Member of the South Carolina House of Representatives from the 94th district
- In office 2007–2008
- Preceded by: Converse Chellis
- Succeeded by: Jenny Horne
- In office 1993–1996
- Succeeded by: Converse Chellis

Personal details
- Born: January 24, 1936 (age 90) Summerville, South Carolina, U.S.
- Party: Republican
- Children: 4
- Education: United States Military Academy (BS) Syracuse University (MA)

Military service
- Allegiance: United States
- Branch/service: United States Army
- Years of service: 1958–1985
- Battles/wars: Vietnam War

= Heyward Hutson =

American politician

Heyward Hutson (born January 24, 1936) is an American politician and retired military officer who served in the South Carolina House of Representatives from 1993 to 1996 and again from 2007 to 2008.
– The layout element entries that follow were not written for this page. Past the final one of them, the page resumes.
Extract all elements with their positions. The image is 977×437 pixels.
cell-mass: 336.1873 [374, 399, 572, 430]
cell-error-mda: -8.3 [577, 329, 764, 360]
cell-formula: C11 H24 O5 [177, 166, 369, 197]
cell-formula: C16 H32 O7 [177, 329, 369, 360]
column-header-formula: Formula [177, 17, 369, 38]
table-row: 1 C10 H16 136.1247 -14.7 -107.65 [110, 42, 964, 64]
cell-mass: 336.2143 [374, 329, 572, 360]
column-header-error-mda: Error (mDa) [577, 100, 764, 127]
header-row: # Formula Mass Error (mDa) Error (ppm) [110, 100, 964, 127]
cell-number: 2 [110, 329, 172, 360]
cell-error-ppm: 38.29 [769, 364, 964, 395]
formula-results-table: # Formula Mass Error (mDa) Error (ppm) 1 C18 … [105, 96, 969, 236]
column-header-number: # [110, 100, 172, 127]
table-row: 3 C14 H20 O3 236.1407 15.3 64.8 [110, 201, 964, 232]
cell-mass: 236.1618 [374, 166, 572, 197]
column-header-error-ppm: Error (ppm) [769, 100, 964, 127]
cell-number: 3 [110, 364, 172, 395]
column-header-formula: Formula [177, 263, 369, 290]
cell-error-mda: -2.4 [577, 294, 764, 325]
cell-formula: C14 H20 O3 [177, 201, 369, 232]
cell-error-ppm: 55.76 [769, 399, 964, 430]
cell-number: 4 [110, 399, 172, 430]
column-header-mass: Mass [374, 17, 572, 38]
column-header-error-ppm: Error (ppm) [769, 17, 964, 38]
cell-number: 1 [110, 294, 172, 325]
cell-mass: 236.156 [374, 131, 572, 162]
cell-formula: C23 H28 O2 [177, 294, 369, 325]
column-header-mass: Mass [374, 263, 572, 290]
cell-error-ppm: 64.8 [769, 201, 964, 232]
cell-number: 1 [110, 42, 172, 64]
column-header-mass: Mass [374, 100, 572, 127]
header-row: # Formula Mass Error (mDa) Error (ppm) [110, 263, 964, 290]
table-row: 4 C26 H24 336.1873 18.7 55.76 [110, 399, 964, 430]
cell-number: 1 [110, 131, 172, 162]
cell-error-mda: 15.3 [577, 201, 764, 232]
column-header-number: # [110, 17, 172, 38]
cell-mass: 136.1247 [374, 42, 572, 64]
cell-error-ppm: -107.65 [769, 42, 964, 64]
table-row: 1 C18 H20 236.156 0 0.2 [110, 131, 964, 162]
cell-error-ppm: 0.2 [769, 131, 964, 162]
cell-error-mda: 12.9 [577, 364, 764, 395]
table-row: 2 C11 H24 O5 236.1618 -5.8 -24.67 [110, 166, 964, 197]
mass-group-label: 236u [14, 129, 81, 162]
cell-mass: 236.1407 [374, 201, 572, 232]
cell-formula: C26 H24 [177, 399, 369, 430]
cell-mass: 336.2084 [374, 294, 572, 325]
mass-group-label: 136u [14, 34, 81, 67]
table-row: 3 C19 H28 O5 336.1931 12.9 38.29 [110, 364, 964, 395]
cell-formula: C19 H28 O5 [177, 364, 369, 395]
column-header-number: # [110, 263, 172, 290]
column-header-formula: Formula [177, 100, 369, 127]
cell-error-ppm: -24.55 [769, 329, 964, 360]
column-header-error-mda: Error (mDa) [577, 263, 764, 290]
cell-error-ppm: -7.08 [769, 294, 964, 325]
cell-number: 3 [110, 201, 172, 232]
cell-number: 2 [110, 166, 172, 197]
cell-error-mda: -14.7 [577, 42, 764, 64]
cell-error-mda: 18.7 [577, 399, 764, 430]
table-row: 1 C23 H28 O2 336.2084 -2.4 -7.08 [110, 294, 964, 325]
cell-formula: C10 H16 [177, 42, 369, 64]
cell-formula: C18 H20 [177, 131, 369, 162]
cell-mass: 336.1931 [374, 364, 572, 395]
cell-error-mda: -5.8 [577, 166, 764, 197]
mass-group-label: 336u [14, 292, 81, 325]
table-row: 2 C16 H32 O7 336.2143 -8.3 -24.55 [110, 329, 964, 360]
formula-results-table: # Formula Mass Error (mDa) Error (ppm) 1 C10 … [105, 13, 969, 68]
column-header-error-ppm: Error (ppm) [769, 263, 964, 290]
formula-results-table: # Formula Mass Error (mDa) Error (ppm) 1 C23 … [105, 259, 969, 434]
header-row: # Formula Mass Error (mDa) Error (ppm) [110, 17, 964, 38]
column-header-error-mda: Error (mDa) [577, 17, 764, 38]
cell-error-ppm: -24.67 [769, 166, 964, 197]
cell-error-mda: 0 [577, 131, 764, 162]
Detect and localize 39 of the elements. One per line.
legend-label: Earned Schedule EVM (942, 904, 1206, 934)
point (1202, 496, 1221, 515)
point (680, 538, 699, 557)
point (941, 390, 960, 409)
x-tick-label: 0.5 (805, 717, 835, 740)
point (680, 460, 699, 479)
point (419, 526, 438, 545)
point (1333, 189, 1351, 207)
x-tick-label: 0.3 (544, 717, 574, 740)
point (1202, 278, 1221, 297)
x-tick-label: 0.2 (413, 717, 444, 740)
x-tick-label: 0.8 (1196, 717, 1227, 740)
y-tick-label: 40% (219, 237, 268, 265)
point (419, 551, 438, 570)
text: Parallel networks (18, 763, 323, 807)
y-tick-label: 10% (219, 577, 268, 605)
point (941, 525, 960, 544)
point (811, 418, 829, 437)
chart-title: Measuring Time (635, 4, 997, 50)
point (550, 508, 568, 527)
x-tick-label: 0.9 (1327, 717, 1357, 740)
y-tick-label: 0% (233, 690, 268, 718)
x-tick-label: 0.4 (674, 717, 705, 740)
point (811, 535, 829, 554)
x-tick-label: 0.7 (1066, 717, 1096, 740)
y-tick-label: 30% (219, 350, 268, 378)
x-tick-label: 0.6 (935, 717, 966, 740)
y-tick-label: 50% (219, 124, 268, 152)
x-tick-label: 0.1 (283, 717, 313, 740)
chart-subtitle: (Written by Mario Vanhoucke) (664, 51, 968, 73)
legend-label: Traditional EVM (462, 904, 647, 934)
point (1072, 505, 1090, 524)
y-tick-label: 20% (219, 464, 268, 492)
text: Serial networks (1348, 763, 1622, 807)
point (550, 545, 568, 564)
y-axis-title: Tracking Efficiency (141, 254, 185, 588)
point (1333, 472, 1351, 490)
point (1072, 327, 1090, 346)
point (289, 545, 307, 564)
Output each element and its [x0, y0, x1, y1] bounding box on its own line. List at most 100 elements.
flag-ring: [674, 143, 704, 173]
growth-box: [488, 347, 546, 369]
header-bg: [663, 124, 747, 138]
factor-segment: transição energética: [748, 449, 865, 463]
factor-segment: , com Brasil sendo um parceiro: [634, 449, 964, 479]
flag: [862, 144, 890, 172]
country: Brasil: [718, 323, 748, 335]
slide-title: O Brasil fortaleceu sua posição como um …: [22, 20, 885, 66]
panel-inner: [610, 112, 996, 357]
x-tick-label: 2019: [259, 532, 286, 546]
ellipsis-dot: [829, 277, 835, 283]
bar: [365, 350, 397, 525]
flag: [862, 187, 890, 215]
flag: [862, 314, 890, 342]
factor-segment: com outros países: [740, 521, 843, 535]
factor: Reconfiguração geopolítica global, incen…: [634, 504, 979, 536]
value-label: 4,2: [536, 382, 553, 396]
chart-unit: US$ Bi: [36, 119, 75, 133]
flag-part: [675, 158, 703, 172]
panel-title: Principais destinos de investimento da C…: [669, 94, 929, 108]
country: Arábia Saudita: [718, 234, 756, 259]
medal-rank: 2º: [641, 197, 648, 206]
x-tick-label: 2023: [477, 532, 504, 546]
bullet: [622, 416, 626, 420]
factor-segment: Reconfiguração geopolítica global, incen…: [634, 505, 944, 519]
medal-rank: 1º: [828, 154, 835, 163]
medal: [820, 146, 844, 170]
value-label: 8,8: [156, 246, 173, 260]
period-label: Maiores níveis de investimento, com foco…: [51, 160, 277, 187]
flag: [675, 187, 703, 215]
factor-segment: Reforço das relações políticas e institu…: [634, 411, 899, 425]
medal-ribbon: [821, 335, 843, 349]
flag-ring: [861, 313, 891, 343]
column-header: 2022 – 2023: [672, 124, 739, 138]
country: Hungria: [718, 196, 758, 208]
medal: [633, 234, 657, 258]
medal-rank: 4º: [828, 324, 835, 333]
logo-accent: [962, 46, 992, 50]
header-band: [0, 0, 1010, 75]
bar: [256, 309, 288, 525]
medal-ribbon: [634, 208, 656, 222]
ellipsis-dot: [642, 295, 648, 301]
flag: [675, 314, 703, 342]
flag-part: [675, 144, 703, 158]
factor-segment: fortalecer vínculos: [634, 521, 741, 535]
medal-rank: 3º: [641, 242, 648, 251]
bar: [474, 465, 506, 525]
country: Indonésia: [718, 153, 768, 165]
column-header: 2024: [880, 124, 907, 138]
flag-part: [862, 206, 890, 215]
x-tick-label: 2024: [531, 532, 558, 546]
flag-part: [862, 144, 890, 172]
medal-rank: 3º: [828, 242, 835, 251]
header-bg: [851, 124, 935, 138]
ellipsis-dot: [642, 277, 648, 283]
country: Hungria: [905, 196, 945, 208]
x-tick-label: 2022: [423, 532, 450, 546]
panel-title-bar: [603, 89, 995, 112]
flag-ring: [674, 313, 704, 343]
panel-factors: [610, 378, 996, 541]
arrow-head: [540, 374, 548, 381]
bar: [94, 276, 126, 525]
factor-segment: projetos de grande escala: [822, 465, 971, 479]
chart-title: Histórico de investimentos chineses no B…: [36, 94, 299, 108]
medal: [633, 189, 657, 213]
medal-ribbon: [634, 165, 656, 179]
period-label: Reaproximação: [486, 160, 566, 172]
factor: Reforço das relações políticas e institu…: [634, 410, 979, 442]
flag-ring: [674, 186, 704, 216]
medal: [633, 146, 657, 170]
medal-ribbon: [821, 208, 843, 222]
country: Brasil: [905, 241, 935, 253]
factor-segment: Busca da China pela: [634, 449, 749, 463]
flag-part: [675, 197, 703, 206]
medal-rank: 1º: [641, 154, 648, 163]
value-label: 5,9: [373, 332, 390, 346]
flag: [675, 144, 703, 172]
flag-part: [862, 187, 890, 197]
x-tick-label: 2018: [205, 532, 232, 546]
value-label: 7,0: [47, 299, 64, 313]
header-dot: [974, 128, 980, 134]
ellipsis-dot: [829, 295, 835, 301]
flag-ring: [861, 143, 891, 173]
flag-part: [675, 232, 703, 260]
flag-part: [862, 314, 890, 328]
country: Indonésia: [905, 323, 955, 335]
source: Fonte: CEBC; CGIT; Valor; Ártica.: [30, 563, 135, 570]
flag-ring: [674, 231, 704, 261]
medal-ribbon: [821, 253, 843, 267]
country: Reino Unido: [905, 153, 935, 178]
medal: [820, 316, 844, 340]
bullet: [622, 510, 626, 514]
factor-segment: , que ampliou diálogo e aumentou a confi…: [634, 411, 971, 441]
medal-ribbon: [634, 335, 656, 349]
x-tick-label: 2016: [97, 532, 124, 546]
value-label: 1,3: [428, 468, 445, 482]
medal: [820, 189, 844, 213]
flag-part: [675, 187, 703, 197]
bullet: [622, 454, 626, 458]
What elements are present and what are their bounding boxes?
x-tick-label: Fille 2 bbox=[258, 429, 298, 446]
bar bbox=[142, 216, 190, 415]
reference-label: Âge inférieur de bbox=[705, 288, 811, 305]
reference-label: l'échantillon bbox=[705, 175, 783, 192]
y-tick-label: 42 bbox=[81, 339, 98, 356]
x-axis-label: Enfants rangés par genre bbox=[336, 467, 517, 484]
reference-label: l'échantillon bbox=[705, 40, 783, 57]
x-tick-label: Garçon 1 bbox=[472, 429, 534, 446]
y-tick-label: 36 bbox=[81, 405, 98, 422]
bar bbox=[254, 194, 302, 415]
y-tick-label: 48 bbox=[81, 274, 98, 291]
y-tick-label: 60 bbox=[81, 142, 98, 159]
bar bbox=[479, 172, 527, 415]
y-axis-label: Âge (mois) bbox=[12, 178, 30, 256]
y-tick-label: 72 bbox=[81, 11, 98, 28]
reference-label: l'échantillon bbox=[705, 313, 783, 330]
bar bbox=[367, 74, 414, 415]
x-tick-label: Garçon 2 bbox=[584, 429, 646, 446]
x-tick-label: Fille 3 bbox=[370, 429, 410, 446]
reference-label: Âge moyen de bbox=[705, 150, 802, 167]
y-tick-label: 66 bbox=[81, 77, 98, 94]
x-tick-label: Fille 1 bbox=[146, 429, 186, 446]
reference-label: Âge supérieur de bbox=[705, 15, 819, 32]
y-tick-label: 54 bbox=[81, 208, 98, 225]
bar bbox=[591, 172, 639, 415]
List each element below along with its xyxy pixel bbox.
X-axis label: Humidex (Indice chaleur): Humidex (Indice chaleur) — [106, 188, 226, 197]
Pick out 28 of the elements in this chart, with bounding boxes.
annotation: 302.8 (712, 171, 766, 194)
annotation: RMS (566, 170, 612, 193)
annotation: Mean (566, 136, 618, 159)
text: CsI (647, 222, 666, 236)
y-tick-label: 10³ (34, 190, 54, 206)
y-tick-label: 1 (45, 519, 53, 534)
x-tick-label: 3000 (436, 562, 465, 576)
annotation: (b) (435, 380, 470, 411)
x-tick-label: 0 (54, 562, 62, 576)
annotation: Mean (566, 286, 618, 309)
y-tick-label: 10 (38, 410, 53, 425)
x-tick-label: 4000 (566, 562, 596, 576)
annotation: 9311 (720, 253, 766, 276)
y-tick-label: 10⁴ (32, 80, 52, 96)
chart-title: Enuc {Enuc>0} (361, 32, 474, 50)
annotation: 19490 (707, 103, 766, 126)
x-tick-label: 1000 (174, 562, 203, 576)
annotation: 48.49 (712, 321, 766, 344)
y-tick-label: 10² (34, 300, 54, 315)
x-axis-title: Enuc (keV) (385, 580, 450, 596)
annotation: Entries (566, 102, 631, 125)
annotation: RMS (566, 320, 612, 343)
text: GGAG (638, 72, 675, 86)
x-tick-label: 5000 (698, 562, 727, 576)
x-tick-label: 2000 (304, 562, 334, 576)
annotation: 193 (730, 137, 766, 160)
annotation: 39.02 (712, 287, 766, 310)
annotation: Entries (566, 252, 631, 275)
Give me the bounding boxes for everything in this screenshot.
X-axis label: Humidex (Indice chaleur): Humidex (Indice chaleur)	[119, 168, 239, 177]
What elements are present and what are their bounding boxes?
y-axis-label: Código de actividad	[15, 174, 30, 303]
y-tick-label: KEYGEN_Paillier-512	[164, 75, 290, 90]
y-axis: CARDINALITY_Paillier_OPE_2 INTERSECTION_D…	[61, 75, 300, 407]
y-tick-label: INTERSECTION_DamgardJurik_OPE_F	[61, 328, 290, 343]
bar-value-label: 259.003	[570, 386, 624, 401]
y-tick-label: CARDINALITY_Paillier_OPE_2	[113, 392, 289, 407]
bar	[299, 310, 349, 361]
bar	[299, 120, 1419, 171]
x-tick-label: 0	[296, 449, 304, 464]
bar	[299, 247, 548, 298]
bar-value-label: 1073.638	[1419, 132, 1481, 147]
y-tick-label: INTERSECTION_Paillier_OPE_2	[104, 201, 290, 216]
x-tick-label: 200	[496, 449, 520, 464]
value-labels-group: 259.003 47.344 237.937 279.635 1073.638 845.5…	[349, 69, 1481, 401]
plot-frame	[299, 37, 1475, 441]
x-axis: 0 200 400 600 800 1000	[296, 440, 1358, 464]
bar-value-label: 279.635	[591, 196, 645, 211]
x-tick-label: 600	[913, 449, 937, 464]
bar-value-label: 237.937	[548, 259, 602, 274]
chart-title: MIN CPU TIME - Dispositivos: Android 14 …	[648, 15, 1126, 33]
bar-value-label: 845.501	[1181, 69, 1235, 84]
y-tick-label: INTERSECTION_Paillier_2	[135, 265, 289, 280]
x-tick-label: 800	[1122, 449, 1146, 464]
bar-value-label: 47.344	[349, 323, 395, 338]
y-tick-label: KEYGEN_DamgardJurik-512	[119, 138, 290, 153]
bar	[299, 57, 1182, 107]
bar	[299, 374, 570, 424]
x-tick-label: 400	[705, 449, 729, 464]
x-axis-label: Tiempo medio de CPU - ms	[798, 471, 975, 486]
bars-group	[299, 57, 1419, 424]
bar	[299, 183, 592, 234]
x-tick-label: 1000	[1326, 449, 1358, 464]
== Early life and education ==
Hutson was born in Summerville, South Carolina. He earned a Bachelor of Science degree from the United States Military Academy and a Master of Arts from Syracuse University.

== Career ==
Hutson was a member of the United States Army from 1958 to 1985. During his military service, Hutson served in the Vietnam War and was twice deployed to Europe. After retiring from active duty, Hutson served as an advisor in the United States Department of Defense. Hutson worked as an advisor to the Chief of Staff of the United States Army, and was later selected to serve as policy planning assistant in the Office of the Coordinator of Inter-American Affairs.

In 1992, Hutson was elected to the South Carolina House of Representatives, serving until 1996. He was defeated for re-election by Converse Chellis In 2007, he was re-elected to the House after the resignation of Chellis, who was appointed to serve as the Treasurer of South Carolina. In 2008, Hutson was defeated for election to a full term by Jenny Horne. Since leaving office, Hutson has served as the president of the Summerville Preservation Society.

== Personal life ==
Hutson and his wife, Evelyn, have four children.